We know that there are some really hardy microorganisms out there that can survive in deep space and deep underground, for example, but a group of microbes identified in a new study might be the most impressively robust yet.
Viruses and bacteria have not only survived the 2016 Soberanes megafire in California''s redwood tanoak forests, but their lives were also successfully maintained as a result of the fire. Understanding how and why this situation may assist recovery efforts for wildfires'' devastating impacts.
Microbes who cling to life and later flourish are genetically linked, a finding that should provide further insight into why these forms of life are capable of making it through the burning.
Microbes obtained from fire-burned soil. (Jenna Maddox/UCR)
"They have shared adaptive abilities that enable them to respond to fire," says mycologist Sydney Glassman of the University of California, Riverside.
The soil samples were collected from plots established in the mid-2000s to investigate the outbreak of a sudden oak death; they collected them for the first time in 2013, and they compared their contents to samples obtained shortly after the fire in 2016.
The fire impacted not all of the established plots, so the plot owner even had access to a controlled control plot for comparison.
Overall, fungi species wealth was down by up to 70 percent, while bacterial species decreased by up to 52 percent per sample. Nevertheless, some bacterial groups, including Actinobacteria (which helps plant material decompose), and Firmicutes (which helps plant growth and controls plant pathogens), ended up prospering.
The heat-resistant Basidioascus yeast has experienced a significant increase. The yeast degrades several components of wood, including lignin (the tough part of plant cell walls that keep them organized and protected).
Penicillium is another species that went quite well out of the fire, and the research group is now determined how these various microbes increased in number. It''s likely that different types of microbes used different methods.

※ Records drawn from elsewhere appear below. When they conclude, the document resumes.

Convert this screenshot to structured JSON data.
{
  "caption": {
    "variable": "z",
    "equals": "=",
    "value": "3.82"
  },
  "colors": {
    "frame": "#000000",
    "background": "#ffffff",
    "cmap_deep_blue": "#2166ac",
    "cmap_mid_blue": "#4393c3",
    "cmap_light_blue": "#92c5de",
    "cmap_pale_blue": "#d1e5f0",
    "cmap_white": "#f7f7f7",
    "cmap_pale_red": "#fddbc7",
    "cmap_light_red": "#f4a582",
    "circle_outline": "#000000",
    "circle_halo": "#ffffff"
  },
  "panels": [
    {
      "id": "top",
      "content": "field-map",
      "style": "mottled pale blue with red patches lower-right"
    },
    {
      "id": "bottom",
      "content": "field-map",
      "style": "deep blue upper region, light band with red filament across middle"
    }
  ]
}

"Penicillium is likely to benefit from ''dead bodies'','' according to Glassman.
Megafires, the term used to describe the historically significant, large-scale fires of the previous years that are becoming more intense and covering a larger area, are occurring more often as climate fluctuations push temperatures up and increase snowmelt.
Wildfires are a natural component of many ecosystems, but they often spread across an area swiftly, thereby assisting in revitalizing the soil, clearing away some dead plants, and assist others with their reproduction.
Megafires, however, result in significant ecosystem damage. The Soberanes megafire, for example, ended up destroying roughly 132,127 acres or 53,470 hectares of land.
The soil and their microbiomes react to megafires at the moment, partly because it''s so difficult to predict where the flames will spring up and then travel to.
In 2016, the Soberanes megafire (CalFire)
The next step for experts is to follow these fungi and bacteria''s survival strategies and figure out how they may be applied to restoration efforts that have reintroduced forests.
"It''s not likely that plants may recover from megafires without benefitable fungi that supply roots with nutrients, or bacteria that transform extra carbon and nitrogen in post-fire soil," says Glassman. "Understanding the microbes is essential to any restoration effort."
The study has been published in Molecular Ecology.